With a roll of his eyes and a little smile, Danny Rodriguez admitted he speeds every now and then.
"Ten miles over the speed limit -- many times," Rodriguez told 1010 WINS' Al Jones on Tuesday night.
So Rodriguez is not really happy with the plan to put the cameras up around the city.
"Stop signs and red-lights, I agree with. A little bit over the speed limit? Everyone goes a little over the speed limit once in a while," he said.
Rather than vowing to slow down, some drivers said they will try to avoid the cameras rather than avoid speeding.
"We gotta take it one day at a time and try to catch their different tactics," Benji Colangy said.
The bill could pass the Senate, before the session ends this week.
"I think it's embarrassing the city is trying different ways to milk the citizens of this country," said Danielle Beckforth.
Speed cameras have been installed in more than 100 communities around the nation. In some cities, dangerous speeding dropped by nearly 90 percent, CBS 2's Brennan reported.
Despite that, AAA's Robert Sinclair said revenue and not safety seems to be the motivation in this case even though his organization supports red-light cameras.
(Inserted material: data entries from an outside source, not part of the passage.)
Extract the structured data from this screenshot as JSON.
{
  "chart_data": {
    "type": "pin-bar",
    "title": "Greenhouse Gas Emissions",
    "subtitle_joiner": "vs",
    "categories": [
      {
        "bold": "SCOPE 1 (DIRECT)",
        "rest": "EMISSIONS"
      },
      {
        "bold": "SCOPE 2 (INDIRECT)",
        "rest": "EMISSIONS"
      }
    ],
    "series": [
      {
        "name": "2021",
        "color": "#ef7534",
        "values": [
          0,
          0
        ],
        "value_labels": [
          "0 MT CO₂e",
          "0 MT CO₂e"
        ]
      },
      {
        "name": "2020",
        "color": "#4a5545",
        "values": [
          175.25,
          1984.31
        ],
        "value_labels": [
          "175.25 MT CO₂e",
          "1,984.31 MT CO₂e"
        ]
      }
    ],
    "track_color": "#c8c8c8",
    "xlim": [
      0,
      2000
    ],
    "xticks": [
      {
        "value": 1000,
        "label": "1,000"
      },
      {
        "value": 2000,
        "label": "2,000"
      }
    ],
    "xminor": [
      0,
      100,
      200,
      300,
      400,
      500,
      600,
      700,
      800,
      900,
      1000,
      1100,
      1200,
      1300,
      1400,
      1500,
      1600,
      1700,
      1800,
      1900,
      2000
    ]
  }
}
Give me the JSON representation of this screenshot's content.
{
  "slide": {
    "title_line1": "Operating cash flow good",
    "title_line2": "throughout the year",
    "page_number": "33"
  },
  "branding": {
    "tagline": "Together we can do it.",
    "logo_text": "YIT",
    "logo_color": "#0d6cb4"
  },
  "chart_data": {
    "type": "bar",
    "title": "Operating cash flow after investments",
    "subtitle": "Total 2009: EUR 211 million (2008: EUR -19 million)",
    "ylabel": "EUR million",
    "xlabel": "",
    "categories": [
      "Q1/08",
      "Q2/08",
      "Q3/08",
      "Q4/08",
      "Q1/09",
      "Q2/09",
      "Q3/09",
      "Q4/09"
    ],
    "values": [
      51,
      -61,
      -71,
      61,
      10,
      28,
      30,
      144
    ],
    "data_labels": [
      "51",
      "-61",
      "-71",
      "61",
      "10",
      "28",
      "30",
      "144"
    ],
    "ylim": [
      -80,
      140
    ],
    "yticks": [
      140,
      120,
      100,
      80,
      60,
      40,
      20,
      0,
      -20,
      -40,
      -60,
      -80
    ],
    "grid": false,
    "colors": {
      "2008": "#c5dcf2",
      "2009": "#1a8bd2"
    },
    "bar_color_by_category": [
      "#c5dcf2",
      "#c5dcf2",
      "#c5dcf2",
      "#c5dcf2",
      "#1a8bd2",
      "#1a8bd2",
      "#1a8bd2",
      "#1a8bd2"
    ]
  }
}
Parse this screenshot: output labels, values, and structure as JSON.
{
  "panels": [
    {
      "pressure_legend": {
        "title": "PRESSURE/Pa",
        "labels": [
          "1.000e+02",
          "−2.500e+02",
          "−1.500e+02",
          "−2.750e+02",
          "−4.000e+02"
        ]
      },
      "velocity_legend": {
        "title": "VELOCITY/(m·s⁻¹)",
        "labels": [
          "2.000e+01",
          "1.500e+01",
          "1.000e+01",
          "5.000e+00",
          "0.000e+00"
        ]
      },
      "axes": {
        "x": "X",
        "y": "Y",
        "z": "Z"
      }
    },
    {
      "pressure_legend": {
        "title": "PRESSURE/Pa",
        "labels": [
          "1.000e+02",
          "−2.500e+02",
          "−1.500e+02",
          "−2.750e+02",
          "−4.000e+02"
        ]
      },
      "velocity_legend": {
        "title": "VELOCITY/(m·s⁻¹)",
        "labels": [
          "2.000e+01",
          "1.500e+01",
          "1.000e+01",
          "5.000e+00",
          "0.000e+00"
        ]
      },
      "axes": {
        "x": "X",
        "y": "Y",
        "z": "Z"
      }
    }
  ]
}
WCBS 880's Jim Smith Speaks With AAA's Robert Sinclair
"The camera being set up to record somebody's speed does nothing to remove a reckless speeder from the road," Sinclair told WCBS 880's Jim Smith.
Sinclair also said cameras don't allow for due process.
"It's impossible to be able to defend yourself and we don't think the public would stand for it," Sinclair said.
Meanwhile, the Associated Press reported that New Jersey has suspended a red-light camera program Tuesday in 21 of 25 municipalities participating in a pilot program.
The state's Department of Transportation said tickets will not be issued at 63 of 85 locations in the state where the cameras are installed.
The suspension apparently stems from the cameras not being properly tested with the signal lights. The municipalities where the program was temporarily halted must re-certify the timing of its yellow lights.